The British government, ever the gentleman, suggests that Israel should pursue 'alternative planning solutions.' This is like telling a shark to try a vegetarian diet. Israel's planning 'solutions' have historically involved either green-lighting settlements or denying permits to Palestinians until they build 'illegally,' thus justifying the demolition. It is a bureaucratic conga line to dispossession.
One must admire the sheer chutzpah of the UK's stance. It manages to condemn and condone in the same breath, a feat of linguistic jiujitsu that would leave an Olympic gymnast dizzy. 'We urge restraint,' it says, as bulldozers roar. 'We call for dialogue,' it pleads, as stones fly. The only thing being restrained is any semblance of meaningful action.
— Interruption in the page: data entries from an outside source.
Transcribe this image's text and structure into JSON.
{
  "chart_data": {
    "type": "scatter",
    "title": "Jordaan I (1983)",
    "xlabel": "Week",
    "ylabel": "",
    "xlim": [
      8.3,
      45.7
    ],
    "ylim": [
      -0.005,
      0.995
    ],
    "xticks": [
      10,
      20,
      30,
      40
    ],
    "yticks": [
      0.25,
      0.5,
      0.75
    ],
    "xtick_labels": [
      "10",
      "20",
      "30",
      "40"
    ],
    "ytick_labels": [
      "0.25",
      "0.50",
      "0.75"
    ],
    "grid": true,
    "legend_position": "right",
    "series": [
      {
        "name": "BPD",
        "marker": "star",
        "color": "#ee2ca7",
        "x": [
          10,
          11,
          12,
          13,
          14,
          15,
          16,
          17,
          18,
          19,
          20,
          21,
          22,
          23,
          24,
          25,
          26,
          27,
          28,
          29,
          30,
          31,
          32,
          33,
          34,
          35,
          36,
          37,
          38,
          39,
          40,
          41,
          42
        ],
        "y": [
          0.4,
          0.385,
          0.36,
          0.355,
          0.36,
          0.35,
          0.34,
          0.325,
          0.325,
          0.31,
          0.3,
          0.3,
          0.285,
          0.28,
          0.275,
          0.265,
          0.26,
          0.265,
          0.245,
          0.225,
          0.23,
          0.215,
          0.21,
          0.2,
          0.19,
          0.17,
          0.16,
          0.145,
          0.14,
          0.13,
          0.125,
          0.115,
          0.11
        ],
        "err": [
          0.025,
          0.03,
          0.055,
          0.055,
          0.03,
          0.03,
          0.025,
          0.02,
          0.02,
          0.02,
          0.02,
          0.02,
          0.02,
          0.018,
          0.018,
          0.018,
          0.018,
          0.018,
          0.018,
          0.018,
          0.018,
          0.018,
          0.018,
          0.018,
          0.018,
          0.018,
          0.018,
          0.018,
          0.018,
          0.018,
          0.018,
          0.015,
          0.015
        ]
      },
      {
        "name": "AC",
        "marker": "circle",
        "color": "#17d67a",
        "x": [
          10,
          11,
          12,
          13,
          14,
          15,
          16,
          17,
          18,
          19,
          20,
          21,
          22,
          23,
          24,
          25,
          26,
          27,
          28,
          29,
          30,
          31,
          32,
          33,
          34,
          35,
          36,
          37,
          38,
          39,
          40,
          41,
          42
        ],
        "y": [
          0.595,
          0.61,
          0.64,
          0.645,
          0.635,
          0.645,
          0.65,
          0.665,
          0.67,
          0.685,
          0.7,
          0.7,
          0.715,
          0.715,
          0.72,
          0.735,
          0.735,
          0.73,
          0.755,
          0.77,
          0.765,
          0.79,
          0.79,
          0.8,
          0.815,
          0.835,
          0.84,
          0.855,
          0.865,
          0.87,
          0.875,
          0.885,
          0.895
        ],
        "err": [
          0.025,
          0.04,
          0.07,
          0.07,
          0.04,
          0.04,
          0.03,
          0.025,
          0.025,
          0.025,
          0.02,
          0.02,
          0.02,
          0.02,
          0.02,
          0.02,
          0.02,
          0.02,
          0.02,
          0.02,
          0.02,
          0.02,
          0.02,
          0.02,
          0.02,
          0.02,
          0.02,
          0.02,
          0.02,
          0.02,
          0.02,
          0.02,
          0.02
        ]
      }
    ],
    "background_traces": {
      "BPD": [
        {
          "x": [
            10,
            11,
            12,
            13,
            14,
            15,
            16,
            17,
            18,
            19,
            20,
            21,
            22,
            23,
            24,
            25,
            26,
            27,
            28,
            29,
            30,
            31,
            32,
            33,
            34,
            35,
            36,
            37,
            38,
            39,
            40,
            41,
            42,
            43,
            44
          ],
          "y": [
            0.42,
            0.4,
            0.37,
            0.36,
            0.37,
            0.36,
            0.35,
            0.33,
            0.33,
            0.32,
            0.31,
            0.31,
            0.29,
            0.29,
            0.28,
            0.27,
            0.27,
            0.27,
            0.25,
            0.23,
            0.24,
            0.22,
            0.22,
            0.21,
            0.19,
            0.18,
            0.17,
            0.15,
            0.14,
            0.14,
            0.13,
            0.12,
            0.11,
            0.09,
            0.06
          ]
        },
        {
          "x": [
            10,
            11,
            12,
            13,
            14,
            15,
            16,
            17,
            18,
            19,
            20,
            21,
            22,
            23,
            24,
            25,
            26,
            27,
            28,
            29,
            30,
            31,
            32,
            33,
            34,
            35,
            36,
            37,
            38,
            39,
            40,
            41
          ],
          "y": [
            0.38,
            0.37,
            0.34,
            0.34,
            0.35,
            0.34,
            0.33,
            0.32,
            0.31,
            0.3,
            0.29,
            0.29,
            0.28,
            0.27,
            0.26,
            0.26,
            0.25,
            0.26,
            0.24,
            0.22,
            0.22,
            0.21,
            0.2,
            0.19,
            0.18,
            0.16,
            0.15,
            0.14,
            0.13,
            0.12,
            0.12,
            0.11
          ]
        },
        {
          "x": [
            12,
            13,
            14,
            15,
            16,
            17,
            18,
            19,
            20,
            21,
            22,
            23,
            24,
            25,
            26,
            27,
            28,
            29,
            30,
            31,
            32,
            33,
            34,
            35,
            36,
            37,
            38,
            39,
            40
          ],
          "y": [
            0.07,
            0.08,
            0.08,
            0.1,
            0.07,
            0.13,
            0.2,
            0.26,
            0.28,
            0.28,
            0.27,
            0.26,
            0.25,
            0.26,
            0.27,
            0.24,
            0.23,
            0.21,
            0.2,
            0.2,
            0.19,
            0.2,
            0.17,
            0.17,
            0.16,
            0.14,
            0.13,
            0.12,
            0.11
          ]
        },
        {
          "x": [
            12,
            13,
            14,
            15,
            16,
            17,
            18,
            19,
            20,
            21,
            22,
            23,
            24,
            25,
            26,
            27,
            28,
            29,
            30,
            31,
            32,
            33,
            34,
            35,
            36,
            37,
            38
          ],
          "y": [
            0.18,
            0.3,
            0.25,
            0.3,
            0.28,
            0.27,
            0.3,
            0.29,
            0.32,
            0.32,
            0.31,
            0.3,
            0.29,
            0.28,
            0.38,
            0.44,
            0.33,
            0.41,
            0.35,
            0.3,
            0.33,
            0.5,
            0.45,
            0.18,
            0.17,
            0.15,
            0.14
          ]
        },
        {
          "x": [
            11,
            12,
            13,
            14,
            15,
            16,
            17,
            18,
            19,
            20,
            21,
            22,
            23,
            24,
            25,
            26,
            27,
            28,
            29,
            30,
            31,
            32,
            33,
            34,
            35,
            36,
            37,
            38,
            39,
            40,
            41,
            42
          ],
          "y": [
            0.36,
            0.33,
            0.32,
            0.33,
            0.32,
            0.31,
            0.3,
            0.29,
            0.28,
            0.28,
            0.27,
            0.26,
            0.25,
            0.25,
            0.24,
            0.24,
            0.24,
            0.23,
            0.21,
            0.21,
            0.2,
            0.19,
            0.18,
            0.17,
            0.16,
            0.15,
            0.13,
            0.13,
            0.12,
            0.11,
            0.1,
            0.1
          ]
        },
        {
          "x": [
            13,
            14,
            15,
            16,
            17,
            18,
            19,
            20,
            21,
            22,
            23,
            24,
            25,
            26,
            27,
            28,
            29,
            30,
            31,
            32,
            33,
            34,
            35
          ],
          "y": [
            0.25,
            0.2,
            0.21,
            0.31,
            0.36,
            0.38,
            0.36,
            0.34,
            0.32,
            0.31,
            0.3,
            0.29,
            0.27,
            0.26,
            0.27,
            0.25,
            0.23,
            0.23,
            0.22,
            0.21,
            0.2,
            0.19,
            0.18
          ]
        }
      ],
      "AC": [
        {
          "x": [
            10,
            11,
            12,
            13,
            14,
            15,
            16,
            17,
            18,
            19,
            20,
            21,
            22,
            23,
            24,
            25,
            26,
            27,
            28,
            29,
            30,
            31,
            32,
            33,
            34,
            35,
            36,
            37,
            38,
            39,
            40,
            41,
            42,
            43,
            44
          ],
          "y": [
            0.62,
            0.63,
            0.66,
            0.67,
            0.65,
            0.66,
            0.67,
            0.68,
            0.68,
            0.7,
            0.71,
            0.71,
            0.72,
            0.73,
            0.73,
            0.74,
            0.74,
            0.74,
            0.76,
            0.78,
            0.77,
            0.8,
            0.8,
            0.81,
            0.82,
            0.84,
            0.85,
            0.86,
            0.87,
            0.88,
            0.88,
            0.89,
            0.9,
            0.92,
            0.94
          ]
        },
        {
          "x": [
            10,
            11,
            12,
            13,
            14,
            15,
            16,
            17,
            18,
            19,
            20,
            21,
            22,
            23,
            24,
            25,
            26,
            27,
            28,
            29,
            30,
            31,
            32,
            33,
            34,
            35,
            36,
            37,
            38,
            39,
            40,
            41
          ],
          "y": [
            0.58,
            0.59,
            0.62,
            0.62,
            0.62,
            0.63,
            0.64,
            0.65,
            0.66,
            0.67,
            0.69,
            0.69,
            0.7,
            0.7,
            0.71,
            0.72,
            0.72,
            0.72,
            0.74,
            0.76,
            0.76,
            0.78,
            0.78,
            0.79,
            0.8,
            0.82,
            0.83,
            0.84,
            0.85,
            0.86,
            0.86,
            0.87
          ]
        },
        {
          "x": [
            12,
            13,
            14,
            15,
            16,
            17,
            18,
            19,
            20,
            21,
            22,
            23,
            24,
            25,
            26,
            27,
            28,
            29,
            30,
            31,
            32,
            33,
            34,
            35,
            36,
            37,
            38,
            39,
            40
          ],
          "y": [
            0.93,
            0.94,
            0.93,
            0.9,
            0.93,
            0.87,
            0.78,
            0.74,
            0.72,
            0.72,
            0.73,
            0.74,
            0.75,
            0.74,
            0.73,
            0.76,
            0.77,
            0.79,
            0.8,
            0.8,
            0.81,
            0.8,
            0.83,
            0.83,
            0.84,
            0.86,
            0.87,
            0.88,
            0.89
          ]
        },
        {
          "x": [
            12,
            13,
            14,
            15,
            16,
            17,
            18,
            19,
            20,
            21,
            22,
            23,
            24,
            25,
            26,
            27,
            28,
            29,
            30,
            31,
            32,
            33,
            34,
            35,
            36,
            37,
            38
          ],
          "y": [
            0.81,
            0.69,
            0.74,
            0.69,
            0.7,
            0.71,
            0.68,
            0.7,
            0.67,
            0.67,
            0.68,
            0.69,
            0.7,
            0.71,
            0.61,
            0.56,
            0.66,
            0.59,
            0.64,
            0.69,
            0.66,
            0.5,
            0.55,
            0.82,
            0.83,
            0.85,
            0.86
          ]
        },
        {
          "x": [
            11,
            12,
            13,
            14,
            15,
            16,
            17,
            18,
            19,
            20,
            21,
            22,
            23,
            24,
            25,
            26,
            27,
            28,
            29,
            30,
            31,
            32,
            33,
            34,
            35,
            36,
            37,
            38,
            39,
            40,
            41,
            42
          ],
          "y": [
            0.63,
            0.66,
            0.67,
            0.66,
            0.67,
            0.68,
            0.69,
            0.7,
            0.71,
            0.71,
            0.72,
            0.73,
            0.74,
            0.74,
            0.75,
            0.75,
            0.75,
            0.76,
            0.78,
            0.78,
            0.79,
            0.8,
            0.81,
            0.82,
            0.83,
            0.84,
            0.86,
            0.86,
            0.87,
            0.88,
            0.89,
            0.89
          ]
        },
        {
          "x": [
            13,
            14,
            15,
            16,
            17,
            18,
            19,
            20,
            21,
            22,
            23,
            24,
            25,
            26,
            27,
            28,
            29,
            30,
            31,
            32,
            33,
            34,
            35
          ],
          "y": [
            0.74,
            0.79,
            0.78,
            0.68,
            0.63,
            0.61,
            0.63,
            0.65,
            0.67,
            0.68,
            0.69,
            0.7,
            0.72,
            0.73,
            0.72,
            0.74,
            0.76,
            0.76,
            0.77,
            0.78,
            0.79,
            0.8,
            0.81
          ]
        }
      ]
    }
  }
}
And so the cycle continues. Anger surges. Demolitions rise. UK urges restraint. The world shrugs. In Jerusalem, a bulldozer operator takes another bite out of someone's home. In London, a diplomat takes another sip of tea. Somewhere, a poet writes a line about homes being made of memories, not mortar. But no one is listening because the bulldozer is too loud.
The final irony? The UK spends millions on aid in the occupied territories, rebuilding what Israel demolishes. It is a curious form of charity: pay for the destruction, then pay for the reconstruction. It is the circle of life, Palestinian edition.
So here we are, watching the demolition derby with popcorn and a sense of futility. The UK urges restraint. Israel builds bulldozers. Palestinians rebuild hope. And the rest of us? We write about it, because doing something feels too much like work.